1921 All-Ireland Senior Hurling Championship

Championship details
- Dates: 8 May 1921 – 4 March 1923
- Teams: 9

All-Ireland champions
- Winning team: Limerick (3rd win)
- Captain: Bob McConkey

All-Ireland Finalists
- Losing team: Dublin
- Captain: Bob Mockler

Provincial champions
- Munster: Limerick
- Leinster: Dublin
- Ulster: Not Played
- Connacht: Not Played

Championship statistics
- No. matches played: 8
- Goals total: 57
- Points total: 48
- All-Star Team: See here

= 1921 All-Ireland Senior Hurling Championship =

The All-Ireland Senior Hurling Championship 1921 was the 35th series of the All-Ireland Senior Hurling Championship, Ireland's premier hurling knock-out competition. Limerick won the championship, beating Dublin 8–5 to 3–2 in the final.

==Format==

All-Ireland Championship

Semi-final: (1 match) This was a lone match which saw the winners of the Munster championship play Galway who received a bye to this stage. One team was eliminated at this stage while the winning team advanced to the final.

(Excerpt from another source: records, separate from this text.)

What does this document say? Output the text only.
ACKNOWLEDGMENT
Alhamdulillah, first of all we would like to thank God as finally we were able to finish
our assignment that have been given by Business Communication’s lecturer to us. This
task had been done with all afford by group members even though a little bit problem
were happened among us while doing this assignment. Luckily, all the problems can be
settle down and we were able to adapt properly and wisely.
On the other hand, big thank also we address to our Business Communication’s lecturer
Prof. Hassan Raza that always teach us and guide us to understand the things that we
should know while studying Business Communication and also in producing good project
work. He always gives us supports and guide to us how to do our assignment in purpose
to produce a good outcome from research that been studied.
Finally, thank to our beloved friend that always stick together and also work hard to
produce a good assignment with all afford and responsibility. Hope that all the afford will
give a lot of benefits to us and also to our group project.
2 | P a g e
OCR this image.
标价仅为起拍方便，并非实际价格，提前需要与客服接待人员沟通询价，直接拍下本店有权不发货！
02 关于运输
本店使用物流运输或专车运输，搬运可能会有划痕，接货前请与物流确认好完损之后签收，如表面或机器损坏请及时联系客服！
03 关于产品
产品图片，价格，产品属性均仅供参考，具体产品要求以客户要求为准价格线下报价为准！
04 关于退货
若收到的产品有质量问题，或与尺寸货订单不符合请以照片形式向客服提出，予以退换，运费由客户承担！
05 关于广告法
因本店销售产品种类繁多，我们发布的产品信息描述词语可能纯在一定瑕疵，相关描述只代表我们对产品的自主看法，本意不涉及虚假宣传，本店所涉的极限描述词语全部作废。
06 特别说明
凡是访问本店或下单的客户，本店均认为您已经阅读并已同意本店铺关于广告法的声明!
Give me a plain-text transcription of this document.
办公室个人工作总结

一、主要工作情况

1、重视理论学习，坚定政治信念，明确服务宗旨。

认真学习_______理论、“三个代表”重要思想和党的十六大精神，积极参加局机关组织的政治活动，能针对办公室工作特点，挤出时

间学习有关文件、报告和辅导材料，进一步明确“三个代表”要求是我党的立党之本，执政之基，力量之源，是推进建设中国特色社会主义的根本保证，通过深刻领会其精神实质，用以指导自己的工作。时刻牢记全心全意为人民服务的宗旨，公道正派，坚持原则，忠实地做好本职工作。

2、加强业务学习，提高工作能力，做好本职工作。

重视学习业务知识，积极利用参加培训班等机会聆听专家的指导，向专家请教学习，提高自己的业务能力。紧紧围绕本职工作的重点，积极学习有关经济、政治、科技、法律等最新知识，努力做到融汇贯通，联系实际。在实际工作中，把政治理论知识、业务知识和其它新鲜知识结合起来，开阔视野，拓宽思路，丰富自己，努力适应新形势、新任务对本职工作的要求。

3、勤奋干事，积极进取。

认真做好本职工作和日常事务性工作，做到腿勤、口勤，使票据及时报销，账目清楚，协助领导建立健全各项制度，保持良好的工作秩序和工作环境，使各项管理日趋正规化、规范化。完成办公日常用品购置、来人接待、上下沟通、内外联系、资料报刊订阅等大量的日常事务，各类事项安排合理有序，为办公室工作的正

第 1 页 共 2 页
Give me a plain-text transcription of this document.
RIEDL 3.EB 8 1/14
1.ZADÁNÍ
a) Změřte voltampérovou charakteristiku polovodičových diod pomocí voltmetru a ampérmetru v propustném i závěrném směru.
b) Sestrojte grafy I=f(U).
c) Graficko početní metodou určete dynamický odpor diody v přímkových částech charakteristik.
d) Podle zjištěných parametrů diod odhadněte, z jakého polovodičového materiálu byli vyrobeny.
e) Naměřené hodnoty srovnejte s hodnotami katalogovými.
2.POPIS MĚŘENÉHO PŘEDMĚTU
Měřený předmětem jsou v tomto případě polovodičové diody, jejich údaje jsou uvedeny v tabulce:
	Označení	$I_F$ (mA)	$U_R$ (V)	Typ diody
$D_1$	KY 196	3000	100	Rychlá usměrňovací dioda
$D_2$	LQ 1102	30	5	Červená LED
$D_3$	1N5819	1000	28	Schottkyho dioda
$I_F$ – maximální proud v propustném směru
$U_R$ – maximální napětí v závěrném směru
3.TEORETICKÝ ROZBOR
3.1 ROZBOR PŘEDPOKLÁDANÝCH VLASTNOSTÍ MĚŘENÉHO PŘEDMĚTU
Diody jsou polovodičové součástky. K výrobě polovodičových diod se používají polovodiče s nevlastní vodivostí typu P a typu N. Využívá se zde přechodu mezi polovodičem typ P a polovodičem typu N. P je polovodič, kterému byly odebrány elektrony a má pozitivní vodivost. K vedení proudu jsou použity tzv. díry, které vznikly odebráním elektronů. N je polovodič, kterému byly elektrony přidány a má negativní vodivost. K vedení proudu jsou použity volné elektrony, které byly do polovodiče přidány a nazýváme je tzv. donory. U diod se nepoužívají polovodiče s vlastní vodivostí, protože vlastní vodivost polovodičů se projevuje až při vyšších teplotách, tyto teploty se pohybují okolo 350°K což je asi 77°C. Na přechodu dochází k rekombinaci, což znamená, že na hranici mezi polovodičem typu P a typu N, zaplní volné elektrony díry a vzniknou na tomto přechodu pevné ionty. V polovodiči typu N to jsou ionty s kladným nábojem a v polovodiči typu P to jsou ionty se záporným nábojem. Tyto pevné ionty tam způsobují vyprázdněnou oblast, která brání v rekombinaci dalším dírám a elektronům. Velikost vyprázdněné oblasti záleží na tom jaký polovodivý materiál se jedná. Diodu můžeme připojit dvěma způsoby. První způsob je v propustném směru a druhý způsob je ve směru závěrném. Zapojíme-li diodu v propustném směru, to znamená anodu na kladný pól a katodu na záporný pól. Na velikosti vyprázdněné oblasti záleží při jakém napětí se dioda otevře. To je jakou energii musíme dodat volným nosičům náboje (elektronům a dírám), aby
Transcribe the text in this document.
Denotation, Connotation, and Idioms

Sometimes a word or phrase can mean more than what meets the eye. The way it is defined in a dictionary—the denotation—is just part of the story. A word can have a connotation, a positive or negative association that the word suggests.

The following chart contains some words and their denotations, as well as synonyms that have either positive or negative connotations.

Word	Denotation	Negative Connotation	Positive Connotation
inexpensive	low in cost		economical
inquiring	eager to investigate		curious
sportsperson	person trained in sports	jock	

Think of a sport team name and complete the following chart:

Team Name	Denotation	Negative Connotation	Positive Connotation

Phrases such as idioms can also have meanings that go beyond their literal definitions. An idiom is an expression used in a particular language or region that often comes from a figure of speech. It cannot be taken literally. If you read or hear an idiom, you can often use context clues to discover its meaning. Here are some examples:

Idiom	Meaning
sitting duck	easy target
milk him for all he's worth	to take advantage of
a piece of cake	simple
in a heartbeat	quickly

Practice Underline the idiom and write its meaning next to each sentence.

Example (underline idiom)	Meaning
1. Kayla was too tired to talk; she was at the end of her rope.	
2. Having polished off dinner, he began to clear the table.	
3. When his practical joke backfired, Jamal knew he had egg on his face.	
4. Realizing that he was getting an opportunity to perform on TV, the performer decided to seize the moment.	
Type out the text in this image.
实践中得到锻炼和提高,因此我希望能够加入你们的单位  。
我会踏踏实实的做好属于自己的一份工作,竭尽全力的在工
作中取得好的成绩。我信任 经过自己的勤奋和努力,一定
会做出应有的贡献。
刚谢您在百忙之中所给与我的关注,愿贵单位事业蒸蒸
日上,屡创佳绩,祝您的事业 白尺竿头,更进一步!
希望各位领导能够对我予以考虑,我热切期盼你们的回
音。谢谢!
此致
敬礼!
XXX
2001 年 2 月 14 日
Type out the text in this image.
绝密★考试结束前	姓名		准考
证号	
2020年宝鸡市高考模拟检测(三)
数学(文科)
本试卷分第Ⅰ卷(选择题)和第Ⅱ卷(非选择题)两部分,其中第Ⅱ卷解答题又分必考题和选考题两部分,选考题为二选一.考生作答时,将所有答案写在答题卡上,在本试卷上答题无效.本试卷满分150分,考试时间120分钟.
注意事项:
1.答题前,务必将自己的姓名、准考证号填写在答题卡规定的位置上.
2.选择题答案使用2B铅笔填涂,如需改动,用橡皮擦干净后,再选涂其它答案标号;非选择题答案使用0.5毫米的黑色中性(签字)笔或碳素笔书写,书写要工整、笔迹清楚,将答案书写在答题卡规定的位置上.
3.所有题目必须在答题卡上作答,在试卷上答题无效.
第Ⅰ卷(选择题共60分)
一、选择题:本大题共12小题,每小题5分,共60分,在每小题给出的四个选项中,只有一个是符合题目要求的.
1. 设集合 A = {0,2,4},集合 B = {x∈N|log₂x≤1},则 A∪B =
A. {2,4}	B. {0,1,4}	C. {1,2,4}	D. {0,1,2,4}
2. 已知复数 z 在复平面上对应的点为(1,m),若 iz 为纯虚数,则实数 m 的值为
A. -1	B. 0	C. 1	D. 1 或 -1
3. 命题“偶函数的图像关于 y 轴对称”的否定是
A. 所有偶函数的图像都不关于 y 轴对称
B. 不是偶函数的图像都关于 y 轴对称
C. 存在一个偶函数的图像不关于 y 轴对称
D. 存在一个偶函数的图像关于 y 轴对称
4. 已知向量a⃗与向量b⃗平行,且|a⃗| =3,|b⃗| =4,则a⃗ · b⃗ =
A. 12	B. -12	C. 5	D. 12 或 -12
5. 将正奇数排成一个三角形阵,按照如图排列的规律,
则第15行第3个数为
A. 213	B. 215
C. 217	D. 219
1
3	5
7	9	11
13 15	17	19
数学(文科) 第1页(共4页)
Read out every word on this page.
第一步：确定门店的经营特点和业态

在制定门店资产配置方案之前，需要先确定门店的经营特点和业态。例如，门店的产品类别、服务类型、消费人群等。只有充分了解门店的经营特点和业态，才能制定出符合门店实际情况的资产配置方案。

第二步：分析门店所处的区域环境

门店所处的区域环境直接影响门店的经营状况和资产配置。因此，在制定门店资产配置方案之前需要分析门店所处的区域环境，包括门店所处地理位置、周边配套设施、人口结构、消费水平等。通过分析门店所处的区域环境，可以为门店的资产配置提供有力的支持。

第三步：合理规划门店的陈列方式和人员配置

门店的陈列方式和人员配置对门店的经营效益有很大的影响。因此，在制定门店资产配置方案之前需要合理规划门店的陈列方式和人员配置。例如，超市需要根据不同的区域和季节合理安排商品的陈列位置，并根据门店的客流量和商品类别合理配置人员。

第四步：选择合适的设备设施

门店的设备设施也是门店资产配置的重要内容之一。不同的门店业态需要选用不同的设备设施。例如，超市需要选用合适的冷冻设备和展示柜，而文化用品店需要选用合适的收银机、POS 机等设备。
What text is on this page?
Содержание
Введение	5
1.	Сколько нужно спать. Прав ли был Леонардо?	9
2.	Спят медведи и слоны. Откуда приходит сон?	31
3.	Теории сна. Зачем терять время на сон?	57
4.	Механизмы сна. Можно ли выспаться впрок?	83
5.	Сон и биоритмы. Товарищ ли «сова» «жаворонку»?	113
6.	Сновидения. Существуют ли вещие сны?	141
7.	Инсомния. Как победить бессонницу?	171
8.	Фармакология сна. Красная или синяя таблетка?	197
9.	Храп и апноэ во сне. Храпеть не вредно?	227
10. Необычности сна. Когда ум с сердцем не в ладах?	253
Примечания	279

Final: (1 match) The winners of the lone semi-final played the winners of the Leinster championship. The winners were declared All-Ireland champions.

==Results==
===Leinster Senior Hurling Championship===

5 June 1921
Meath 4-4 - 2-6 Westmeath
31 July 1921
Dublin 8-3 - 2-2 Meath
14 August 1921
Dublin 3-3 - 2-5 Laois
14 August 1921
Wexford 1-2 - 5-1 Kilkenny
11 September 1921
Dublin 4-4 - 1-5 Kilkenny

===Munster Senior Hurling Championship===

28 May 1922
Limerick 5-2 - 1-2 Cork

===All-Ireland Senior Hurling Championship===

25 June 1922
Limerick 6-0 - 2-2 Galway
4 March 1923
Limerick 8-5 - 3-2 Dublin
  Limerick: B McConkey 4–0, W Gleeson 2–2, T McGrath 2–1, W Hough 0–1, G Howard 0–1
  Dublin: B Mockler 1–1, M Neville 1–0, Unknown 1–0, T Hayes 0–1

==Sources==

- Corry, Eoghan, The GAA Book of Lists (Hodder Headline Ireland, 2005).
- Donegan, Des, The Complete Handbook of Gaelic Games (DBA Publications Limited, 2005).